Indo-Canadian porn star Sunny Leone has happily reinvented herself as a Bollywood actress. While her past pursuits have been no barrier, being linked to India's rape crisis represents a new challenge.
The 31-year-old became one of the most searched names on the Internet in India when she arrived in 2011 to appear in a reality TV series and has since taken several raunchy roles in mainstream movies.
As India casts around for reasons to explain a series of horrifying sex crimes, the latest being the kidnap and brutal rape of a five-year-old girl, pornography is under scrutiny and has led some to call for Leone to be jailed.
Recent events have galvanised anti-porn campaigners after it was revealed, via unnamed police officers quoted in local newspapers, that the suspects in the rape of the five-year-old had watched explicit material before the crime.
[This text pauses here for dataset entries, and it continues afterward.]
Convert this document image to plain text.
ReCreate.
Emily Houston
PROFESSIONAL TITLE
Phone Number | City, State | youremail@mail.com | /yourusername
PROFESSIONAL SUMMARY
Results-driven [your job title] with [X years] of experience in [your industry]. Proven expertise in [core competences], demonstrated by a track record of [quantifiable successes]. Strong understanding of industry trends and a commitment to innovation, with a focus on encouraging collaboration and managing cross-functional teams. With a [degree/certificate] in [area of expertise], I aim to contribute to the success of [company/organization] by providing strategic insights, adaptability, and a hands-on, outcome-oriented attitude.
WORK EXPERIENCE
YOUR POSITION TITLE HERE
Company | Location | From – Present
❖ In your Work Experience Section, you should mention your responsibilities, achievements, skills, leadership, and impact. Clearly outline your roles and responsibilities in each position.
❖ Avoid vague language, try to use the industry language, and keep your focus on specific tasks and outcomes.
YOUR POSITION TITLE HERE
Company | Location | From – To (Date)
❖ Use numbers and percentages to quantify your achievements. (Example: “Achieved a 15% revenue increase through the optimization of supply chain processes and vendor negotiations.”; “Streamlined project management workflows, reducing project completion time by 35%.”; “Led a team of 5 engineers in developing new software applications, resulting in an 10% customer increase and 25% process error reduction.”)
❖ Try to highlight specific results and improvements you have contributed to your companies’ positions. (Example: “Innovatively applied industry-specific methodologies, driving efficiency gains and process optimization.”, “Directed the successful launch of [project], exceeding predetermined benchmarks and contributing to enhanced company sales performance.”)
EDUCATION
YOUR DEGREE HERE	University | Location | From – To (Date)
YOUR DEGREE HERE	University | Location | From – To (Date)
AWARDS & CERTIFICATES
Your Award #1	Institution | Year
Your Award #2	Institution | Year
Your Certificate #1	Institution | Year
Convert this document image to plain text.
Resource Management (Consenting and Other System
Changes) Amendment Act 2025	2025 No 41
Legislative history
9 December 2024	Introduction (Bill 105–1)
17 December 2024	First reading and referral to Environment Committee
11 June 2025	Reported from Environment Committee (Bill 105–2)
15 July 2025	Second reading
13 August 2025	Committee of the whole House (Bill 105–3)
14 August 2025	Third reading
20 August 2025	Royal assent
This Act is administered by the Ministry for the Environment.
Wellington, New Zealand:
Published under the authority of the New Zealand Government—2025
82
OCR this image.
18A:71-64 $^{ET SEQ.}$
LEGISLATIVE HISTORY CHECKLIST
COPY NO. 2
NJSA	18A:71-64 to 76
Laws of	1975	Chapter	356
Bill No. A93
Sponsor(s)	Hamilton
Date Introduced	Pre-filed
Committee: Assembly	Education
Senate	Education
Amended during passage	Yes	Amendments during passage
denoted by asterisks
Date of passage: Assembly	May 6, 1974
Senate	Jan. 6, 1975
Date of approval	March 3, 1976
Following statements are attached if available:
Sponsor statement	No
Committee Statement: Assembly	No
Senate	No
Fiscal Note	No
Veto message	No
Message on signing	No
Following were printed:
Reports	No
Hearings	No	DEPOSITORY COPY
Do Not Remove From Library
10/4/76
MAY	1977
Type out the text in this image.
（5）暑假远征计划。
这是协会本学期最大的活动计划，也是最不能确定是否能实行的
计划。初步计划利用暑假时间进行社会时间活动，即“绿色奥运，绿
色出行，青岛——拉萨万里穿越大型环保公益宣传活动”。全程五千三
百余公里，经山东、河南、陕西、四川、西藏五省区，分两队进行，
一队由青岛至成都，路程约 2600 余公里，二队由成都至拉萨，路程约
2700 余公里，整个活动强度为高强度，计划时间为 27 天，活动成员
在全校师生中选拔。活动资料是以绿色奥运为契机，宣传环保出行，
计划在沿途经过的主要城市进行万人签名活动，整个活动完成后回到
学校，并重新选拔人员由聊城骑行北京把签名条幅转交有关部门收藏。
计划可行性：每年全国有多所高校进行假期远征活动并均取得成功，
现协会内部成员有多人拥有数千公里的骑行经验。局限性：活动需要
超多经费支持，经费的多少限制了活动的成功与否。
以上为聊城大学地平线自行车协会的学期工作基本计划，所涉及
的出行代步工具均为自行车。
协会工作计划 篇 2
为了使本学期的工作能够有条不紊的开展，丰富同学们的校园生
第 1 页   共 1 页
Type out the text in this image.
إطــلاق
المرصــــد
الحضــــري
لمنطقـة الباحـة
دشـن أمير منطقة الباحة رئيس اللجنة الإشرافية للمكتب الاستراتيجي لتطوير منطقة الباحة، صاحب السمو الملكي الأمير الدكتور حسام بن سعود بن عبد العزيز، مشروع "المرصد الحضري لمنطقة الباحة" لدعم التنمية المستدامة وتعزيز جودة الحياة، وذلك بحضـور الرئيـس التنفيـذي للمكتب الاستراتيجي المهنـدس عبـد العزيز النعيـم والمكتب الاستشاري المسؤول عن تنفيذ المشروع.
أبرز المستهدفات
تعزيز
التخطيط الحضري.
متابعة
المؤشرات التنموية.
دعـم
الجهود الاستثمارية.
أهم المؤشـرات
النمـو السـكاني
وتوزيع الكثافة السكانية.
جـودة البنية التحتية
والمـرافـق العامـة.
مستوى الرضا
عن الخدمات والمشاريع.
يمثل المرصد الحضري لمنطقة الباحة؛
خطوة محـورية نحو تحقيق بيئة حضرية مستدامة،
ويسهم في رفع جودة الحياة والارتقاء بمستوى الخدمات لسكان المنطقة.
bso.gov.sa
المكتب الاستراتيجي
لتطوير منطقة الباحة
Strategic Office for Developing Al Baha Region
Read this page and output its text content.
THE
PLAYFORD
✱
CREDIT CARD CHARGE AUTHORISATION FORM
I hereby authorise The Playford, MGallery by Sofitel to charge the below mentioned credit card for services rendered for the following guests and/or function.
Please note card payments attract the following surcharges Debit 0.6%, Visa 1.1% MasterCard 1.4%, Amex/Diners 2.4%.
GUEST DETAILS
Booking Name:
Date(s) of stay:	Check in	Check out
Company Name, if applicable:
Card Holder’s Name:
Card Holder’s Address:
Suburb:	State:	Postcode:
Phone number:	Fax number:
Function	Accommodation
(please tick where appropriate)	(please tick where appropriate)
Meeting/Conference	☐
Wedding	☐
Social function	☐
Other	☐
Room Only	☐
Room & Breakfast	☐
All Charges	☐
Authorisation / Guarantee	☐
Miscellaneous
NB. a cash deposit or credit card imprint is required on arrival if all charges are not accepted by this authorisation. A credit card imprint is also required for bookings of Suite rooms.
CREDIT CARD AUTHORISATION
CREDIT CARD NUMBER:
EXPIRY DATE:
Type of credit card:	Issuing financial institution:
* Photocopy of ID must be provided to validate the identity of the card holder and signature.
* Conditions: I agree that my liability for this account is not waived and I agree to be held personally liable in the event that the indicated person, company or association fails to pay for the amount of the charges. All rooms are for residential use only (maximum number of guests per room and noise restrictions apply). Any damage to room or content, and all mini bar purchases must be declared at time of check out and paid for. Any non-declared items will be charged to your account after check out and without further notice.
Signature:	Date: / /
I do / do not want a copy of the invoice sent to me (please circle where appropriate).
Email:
Aroused by video clips on their mobile phones, they allegedly abducted the girl in a working class area in eastern New Delhi and drunkenly raped her so violently she was left with life-threatening injuries.
The pornography claims coincide with a separate legal effort in the Supreme Court to introduce an outright ban on such material in India.
"Our children are accessing more and more graphic and brutal videos and they are imitating them and we are suffering," Kamlesh Vaswani, a commercial lawyer who has petitioned the Supreme Court to demand a ban, told AFP.
"Our laws are very vague in this area so it can be corrected in the Supreme Court," he said ahead of the next hearing in the case set for April 29.
Two Indian laws already outlaw the distribution or creation of obscene material, with the Information Technology Act (2000) prescribing up to five years in jail for anyone caught publishing lascivious material.
But as most of the pornography accessed in India is on sites outside the jurisdiction of prosecutors and viewed in the privacy of homes or on mobile phones, convictions are rare and the restrictions are largely meaningless.
"It is technically possible to ban it," said 41-year-old Vaswani, who has a 10-year-old son at home in the central city of Indore. "They need to have some expert help from the IT sector."
He blames Leone, star of X-rated hits including Sunny's Slumber Party, for bringing adult material in India to a wider audience.
"She deserves to go to jail if she continues to promote pornography," he added.
Appearing in a debate on Monday night on the Headlines Today news channel, Leone defended her dual career as porn star and actress and dismissed fears that adult material was linked to sex crime.
"Pornography is not for people who think it's for real. It's fantasy and it's entertainment," she said, dressed in a full-length yellow outfit revealing only her lower arms.
"It's complete nonsense to blame rape on adult material out there. Education starts at home. It's mums and dads sitting with their children and teaching them what is right and wrong."
Fellow star John Abraham also defended her, saying those seeking to blame pornography for rapes were missing the root cause of the problem in India -- social attitudes to women and a lack of education.
"By banning something you're not going to solve the problem. The world over, people have access to porn. Are there rape cases like this (of the five-year-old) that exist the world over? No.
"Did rape cases exist before porn came into being? Yes," he said.
The debate about links between pornography and sex crime mirrors other largely unresolved controversies globally about whether violent video games cause gun crime or if gangster rap encourages anti-social behaviour.
Some experts deny any link, pointing to stable or declining incidences of rape in some countries where pornography has gone from scarcity to ubiquity in the last 15 years thanks to its availability on the Internet.
Others say the Internet provides a forum for criminally-minded perverts to meet and vocalise their darkest desires. It also creates an industry that produces ever more depraved and damaging material.
The Supreme Court ruling in India will set a new legally binding precedent and could force the government to find a way to ban one of the most searched for subjects on Google.
"In terms of the larger debate, whether porn leads to violence, I don't think anyone should have a knee-jerk reaction and say it does," junior IT minister Milind Deora said Tuesday.
"We are a liberal society and we don't want to get into the space of censoring content."